Как и во многих других городках, расположенных вдоль Аппиевой дороги, здесь к Марию пришли видные горожане с намерением побеседовать о Риме, Италии и напряженных отношениях, сложившихся у Рима с его италийскими союзниками. Тарент был колонией, живущей в соответствии с латинским правом, то есть здешние старшие магистраты — двое дуумвиров — должны были непременно сделаться римскими гражданами и передать это гражданство по наследству своим потомкам. Однако город имел греческие корни и по древности был равен Риму, а то и превосходил его. Здесь когда-то находился аванпост Спарты, и остатки спартанских нравов до сих пор полностью не исчезли.

Марий узнал, что здесь многие, особенно не принадлежащий к привилегированным слоям люд, горько завидуют новому конкуренту — Брундизию и симпатизируют жителям других городов италийского союза.
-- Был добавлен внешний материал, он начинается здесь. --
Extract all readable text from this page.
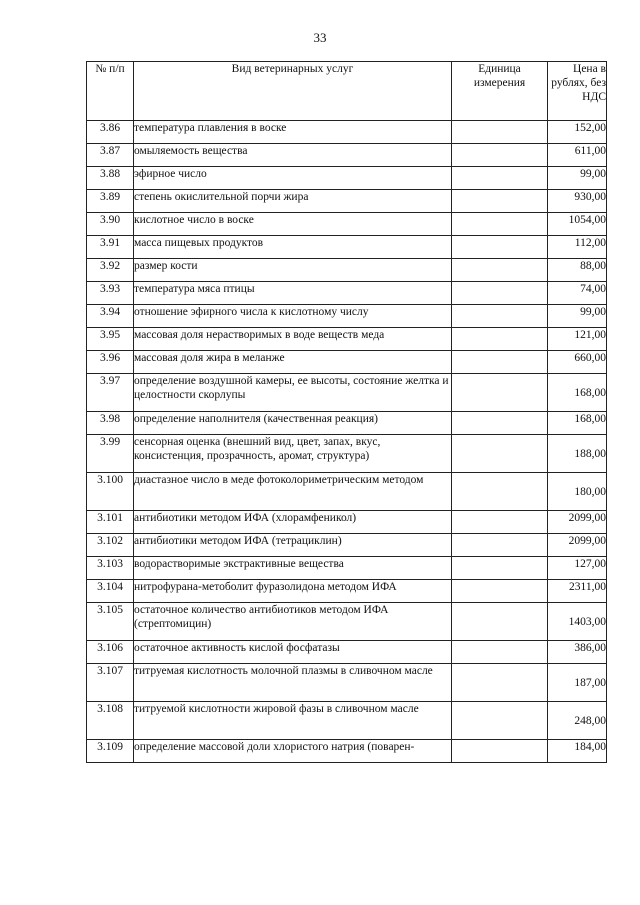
33
№ п/п	Вид ветеринарных услуг	Единица измерения	Цена в рублях, без НДС
3.86	температура плавления в воске		152,00
3.87	омыляемость вещества		611,00
3.88	эфирное число		99,00
3.89	степень окислительной порчи жира		930,00
3.90	кислотное число в воске		1054,00
3.91	масса пищевых продуктов		112,00
3.92	размер кости		88,00
3.93	температура мяса птицы		74,00
3.94	отношение эфирного числа к кислотному числу		99,00
3.95	массовая доля нерастворимых в воде веществ меда		121,00
3.96	массовая доля жира в меланже		660,00
3.97	определение воздушной камеры, ее высоты, состояние желтка и целостности скорлупы		168,00
3.98	определение наполнителя (качественная реакция)		168,00
3.99	сенсорная оценка (внешний вид, цвет, запах, вкус, консистенция, прозрачность, аромат, структура)		188,00
3.100	диастазное число в меде фотоколориметрическим методом		180,00
3.101	антибиотики методом ИФА (хлорамфеникол)		2099,00
3.102	антибиотики методом ИФА (тетрациклин)		2099,00
3.103	водорастворимые экстрактивные вещества		127,00
3.104	нитрофурана-метоболит фуразолидона методом ИФА		2311,00
3.105	остаточное количество антибиотиков методом ИФА (стрептомицин)		1403,00
3.106	остаточное активность кислой фосфатазы		386,00
3.107	титруемая кислотность молочной плазмы в сливочном масле		187,00
3.108	титруемой кислотности жировой фазы в сливочном масле		248,00
3.109	определение массовой доли хлористого натрия (поварен-		184,00
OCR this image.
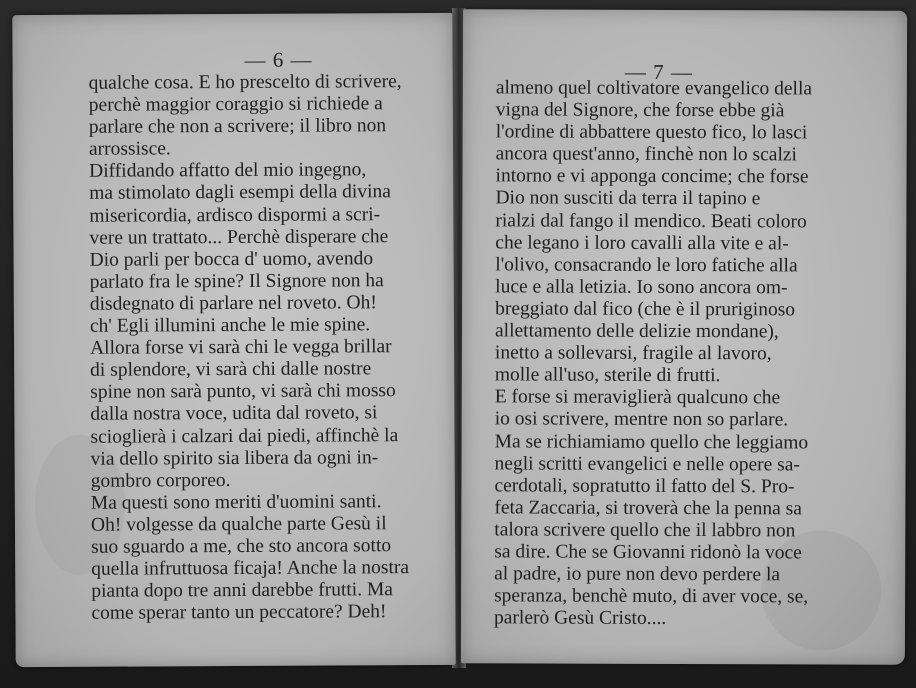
— 6 —
qualche cosa. E ho prescelto di scrivere,
perchè maggior coraggio si richiede a
parlare che non a scrivere; il libro non
arrossisce.
Diffidando affatto del mio ingegno,
ma stimolato dagli esempi della divina
misericordia, ardisco dispormi a scri-
vere un trattato... Perchè disperare che
Dio parli per bocca d' uomo, avendo
parlato fra le spine? Il Signore non ha
disdegnato di parlare nel roveto. Oh!
ch' Egli illumini anche le mie spine.
Allora forse vi sarà chi le vegga brillar
di splendore, vi sarà chi dalle nostre
spine non sarà punto, vi sarà chi mosso
dalla nostra voce, udita dal roveto, si
scioglierà i calzari dai piedi, affinchè la
via dello spirito sia libera da ogni in-
gombro corporeo.
Ma questi sono meriti d'uomini santi.
Oh! volgesse da qualche parte Gesù il
suo sguardo a me, che sto ancora sotto
quella infruttuosa ficaja! Anche la nostra
pianta dopo tre anni darebbe frutti. Ma
come sperar tanto un peccatore? Deh!
— 7 —
almeno quel coltivatore evangelico della
vigna del Signore, che forse ebbe già
l'ordine di abbattere questo fico, lo lasci
ancora quest'anno, finchè non lo scalzi
intorno e vi apponga concime; che forse
Dio non susciti da terra il tapino e
rialzi dal fango il mendico. Beati coloro
che legano i loro cavalli alla vite e al-
l'olivo, consacrando le loro fatiche alla
luce e alla letizia. Io sono ancora om-
breggiato dal fico (che è il pruriginoso
allettamento delle delizie mondane),
inetto a sollevarsi, fragile al lavoro,
molle all'uso, sterile di frutti.
E forse si meraviglierà qualcuno che
io osi scrivere, mentre non so parlare.
Ma se richiamiamo quello che leggiamo
negli scritti evangelici e nelle opere sa-
cerdotali, sopratutto il fatto del S. Pro-
feta Zaccaria, si troverà che la penna sa
talora scrivere quello che il labbro non
sa dire. Che se Giovanni ridonò la voce
al padre, io pure non devo perdere la
speranza, benchè muto, di aver voce, se,
parlerò Gesù Cristo....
— Слишком много солдат, выставляемых членами италийского союза для службы в римской армии, гибнут из-за глупости военачальников, — горячо доказывал Марию этнарх. — Земля их приходит в запустение, род прерывается. Лукания, Самния, Апулия обеднели. Италийские союзники вынуждены самостоятельно вооружать свои легионы и платить за их службу Риму. Ради чего, Гай Марий? Чтобы Рим мог держать открытой дорогу между Италийской Галлией и Испанией? Какое до этого дело апулийцу или лукану? Разве он когда-либо воспользуется этой дорогой? Или ради того, чтобы Рим мог доставлять из Африки и Сицилии пшеницу и кормить римлян? Много ли этого хлеба попало в голодную годину в рот самниту? Уже много лет римские граждане в Италии не платят Риму никаких прямых налогов. А мы в Апулии, Калабрии, Лукании и Бруттии все платим и платим! Наверное, нам полагается испытывать благодарность к Риму за Аппиеву дорогу — во всяком случае, Брундизий вам действительно благодарен. Но часто ли Рим назначает совестливых кураторов, которые поддерживали бы дорогу в достойном состоянии? Есть один участок — вы наверняка по нему проезжали, — где покрытие смыло двадцать лет назад! И что же, дорогу починили? Ничего подобного! Починят ли? Опять-таки нет! А Рим продолжает взимать с нас десятину и тянуть налоги, забирает нашу молодежь, которая воюет за тридевять земель отсюда, защищая интересы Рима, и гибнет, после чего объявляются богатые римские землевладельцы, оттяпывающие у нас все больше земли. Они пригоняют рабов, чтобы те присматривали за их тучными стадами; рабы работают закованными в цепи, спят взаперти и мрут, как мухи: неважно, хозяин купит еще! На нас он ничего не тратит, в нас не вкладывает ни гроша. Мы не видим ни сестерция из тех денег, что он здесь зарабатывает, поскольку он не нанимает наших людей. Настало время, Гай Марий, чтобы Рим проявил больше щедрости или отпустил нас на все четыре стороны.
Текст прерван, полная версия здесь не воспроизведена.